L'inversione di dabigatran può essere valutata monitorando gli effetti anticoagulanti di dabigatran o misurando le concentrazioni plasmatiche di dabigatran prima e dopo la somministrazione di idarucizumab. I test di coagulazione globale che misurano gli effetti anticoagulanti di dabigatran includono tempo di trombina (TT) e tempo di coagulazione attivato (aPTT). Di questi, l'aPPT e il TT sono prontamente disponibili con inversione rapida nella maggior parte degli ospedali. Le concentrazioni plasmatiche di dabigatran possono essere quantificate con il test Hemoclot dTT ed ecarin. Il dTT può quantificare accuratamente dabigatran su un ampio intervallo di concentrazioni, ma la sua sensibilità è ridotta con concentrazioni plasmatiche di dabigatran <50 ng/mL (Stangier J et al, 2012). Il test Hemoclot è disponibile in commercio in molti paesi, tra cui Canada ed Europa, ma non è approvato per l'uso da parte del paziente negli Stati Uniti. Il saggio cromogenico ECT ed ecarina determina la capacità del dabigatran di inibire la conversione indotta dalla meizotrombina del fibrinogeno in fibrina e idrolisi del substrato cromogenico, rispettivamente, e sono accurati su un'ampia gamma di concentrazioni di dabigatran (Van Ryn J et al, 2014) .

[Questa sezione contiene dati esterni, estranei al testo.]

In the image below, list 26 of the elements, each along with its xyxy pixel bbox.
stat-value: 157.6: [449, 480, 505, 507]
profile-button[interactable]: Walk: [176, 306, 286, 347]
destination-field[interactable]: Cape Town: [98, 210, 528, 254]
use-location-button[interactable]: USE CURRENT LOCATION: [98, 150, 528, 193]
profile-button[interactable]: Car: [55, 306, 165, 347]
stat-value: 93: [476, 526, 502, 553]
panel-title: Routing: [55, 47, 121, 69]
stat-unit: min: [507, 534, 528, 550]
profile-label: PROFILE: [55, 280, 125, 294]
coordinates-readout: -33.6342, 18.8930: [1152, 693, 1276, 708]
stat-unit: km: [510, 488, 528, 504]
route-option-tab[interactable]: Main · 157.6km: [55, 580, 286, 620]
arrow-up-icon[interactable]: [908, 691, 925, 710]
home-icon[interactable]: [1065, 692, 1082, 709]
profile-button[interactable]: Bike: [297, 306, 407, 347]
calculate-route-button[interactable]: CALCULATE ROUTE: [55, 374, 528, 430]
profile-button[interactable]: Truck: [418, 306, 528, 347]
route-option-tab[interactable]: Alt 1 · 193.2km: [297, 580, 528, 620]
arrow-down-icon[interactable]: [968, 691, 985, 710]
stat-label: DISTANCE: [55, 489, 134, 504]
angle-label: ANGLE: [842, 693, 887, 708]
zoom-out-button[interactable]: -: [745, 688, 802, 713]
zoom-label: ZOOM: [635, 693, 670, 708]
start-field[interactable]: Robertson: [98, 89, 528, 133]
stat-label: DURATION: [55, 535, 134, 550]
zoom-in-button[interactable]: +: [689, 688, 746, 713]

Idarucizumab, somministrato in bolo o infusione di 5 minuti, normalizza il prolungamento indotto da dabigatran di dTT, ECT, aPTT, TT e il tempo di coagulazione attivato in pochi minuti in modo dose-dipendente (Glund S et al, 2014). Se i test dTT o basati su ecarina non sono disponibili, è possibile utilizzare aPTT o TT per monitorare l'inversione di dabigatran con idarucizumab.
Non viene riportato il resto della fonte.